Do you grind your teeth? The medical community calls excessive jaw clenching or teeth grinding “bruxism.” Here we’ll look at the relationship between bruxism and TMJ Disorder (also known as temporomandibular joint disorder).
Many people grind their teeth when they are frustrated. Unfortunately, if you grind your teeth constantly, it could wear down your tooth enamel or cause jaw problems. Doctors believe that bruxism may afflict anywhere from 8% to 31% of the population.
Experts have divided bruxism into two categories: 1. Sleeping or 2. Awake. Each instance can be caused by stress, genetics, or Parkinson’s disease. Here are some of the most common symptoms of bruxism:
- Ear Aches
- Tooth Wear
- Crenated Tongue
- Hypersensitive Teeth
- Aching Jaw Muscles
- TMJ Disorder
Tooth wear (also known as attrition) can remove the protective enamel on your teeth, revealing the softer dentin layer below. Eventually, the tooth could fracture due to bruxism.
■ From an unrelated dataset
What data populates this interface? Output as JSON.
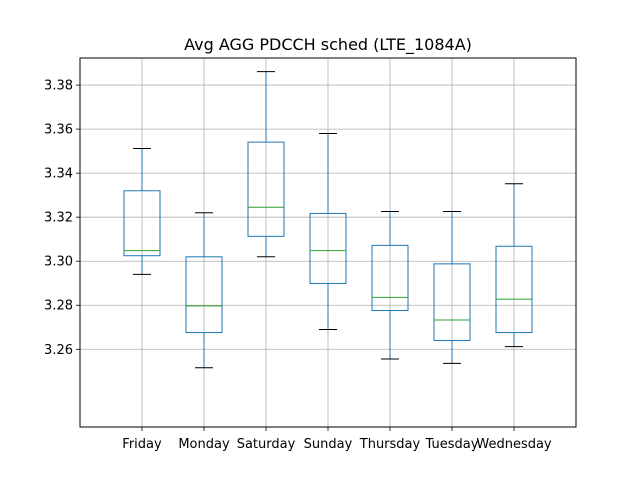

Sleep studies have shown that 86% of sleep bruxism is during sleep arousal, which is a sudden change in the sleep stage depth. Increased heart rates, respiratory rates, and leg spasms might be associated with nocturnal teeth grinding. The central nervous system may be using dreams to deal with stress that took place during the day.
On the other hand, awake bruxism is associated with other conscious stress relieving habits, such as nail biting. Individuals might feel high levels of anxiety and unconsciously clench their jaws. This is normal at different times; it is only a problem when it becomes commonplace.
Scientists predict that during a normal day, your teeth are only in contact with one another for about 20 minutes per day, normally while chewing food. Therefore, sleep or awake bruxism could cause heightened pressure, force, and damage to not only your teeth, but the muscles and joints that open and close your jaw. Frequent tooth grinding can damage the temporomandibular joint.
You have a right and left temporomandibular joint, which operate like sliding hinges to open and close your mouth. Severe bruxism could lead to a misaligned bite due to repositioned temporomandibular joints. This jaw misalignment could cause headaches, jaw tenderness. and difficulties opening or closing your mouth.
Ways to Treat Teeth Grinding
Fortunately, dentists have developed a number of treatments for those who may suffer from bruxism or the TMJ Disorder. The most common treatment is to use a night guard while you sleep. A dentist will use molds to create a customized mouth guard to fit your exact teeth structure. This guard helps prevent wear and tear to your teeth, muscles, and joints.
Or, your dentist might provide you with a bite splint. This splint will keep your teeth properly aligned. Also, it can help alleviate pain and damage to your teeth and jaw.
Irregular teeth clenching might be a temporary nuisance. It often only become serious if it becomes commonplace. Talk with a dental professional if you are worried about teeth grinding, jaw clenching, bruxism, or TMJ Disorder.